Getting to Know the Wasps in San Francisco, California

Posted by Matthew Rathbone on January 15, 2023 · 3 mins read

If you’re a homeowner in San Francisco, chances are you’ve seen your fair share of wasps buzzing around your yard. While these stinging insects can be intimidating, it’s important to remember that they play an important role in our ecosystem. In this article, we’ll introduce you to some of the most common wasp species found in San Francisco and provide tips on how to coexist peacefully with them.

DIY Wasp removal recommendations

For non aggressive wasps I've had great luck spraying the nests with this Spectracide wasp remover in the evening. For more aggressive wasps I also use this rediculous looking upper torso Beekeeping suit. It seems silly, but trust me, it's amazing.

Paper Wasps

One of the most common types of wasps you’ll encounter in San Francisco is the paper wasp. These wasps are named for the papery nests they construct out of plant fibers and saliva. The nests can often be found hanging from eaves, door frames, or under decks.

Paper wasps are generally not aggressive unless their nest is disturbed, so it’s best to leave their nests alone if they are not causing any problems. If you do need to remove a nest, wait until after dark when the wasps are less active and wear protective clothing.

Yellow Jackets

Yellow jackets are another type of wasp that you might see in your San Francisco backyard. Unlike paper wasps, yellow jackets build their nests underground, which can make them harder to spot. These wasps are more aggressive than paper wasps and will sting repeatedly if they feel threatened.

To avoid attracting yellow jackets, keep your garbage cans tightly sealed and clean up spills promptly. If you do encounter a nest, it’s best to call a professional exterminator to remove it safely.

Mud Daubers

Mud daubers are a type of solitary wasp that constructs their nests out of mud. You might see these small, slender wasps flying around your San Francisco yard, hunting for spiders to paralyze and store in their nests as food for their young.

While mud daubers may look intimidating, they are not aggressive and rarely sting humans. In fact, having mud daubers in your yard can be beneficial, as they help control the spider population.

Honey Bees

While honey bees are not technically considered wasps, we thought we’d include them in this guide because they are such an important part of our ecosystem. Honey bees are responsible for pollinating many of the plants we rely on for food, and their delicious honey is a favorite treat for many of us.

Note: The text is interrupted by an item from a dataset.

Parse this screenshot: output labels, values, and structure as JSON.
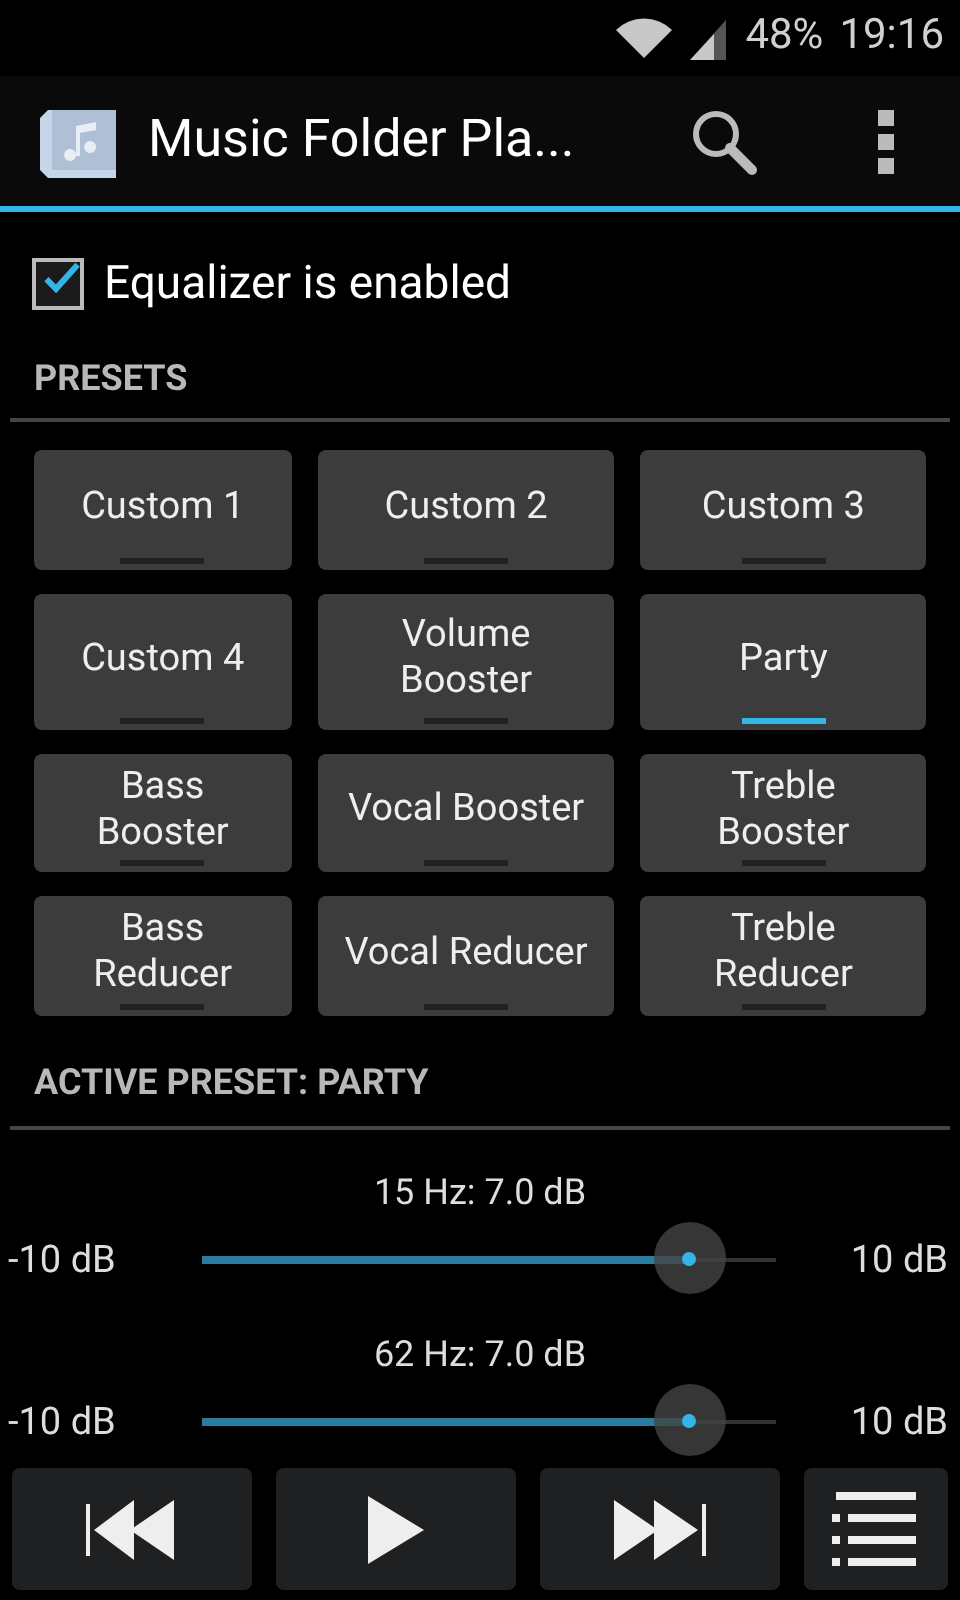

If you see a swarm of bees in your San Francisco yard, don’t panic! Swarming bees are usually not aggressive, as they are focused on finding a new home. Instead of calling an exterminator, consider contacting a local beekeeper who can safely relocate the bees to a new hive.


We hope this guide has helped you get to know the wasps (and bees!) in your San Francisco backyard a little better. Remember, while these insects can be intimidating, they are an important part of our ecosystem and should be treated with respect. By taking simple steps to coexist peacefully with them, you can enjoy your outdoor space without fear of getting stung.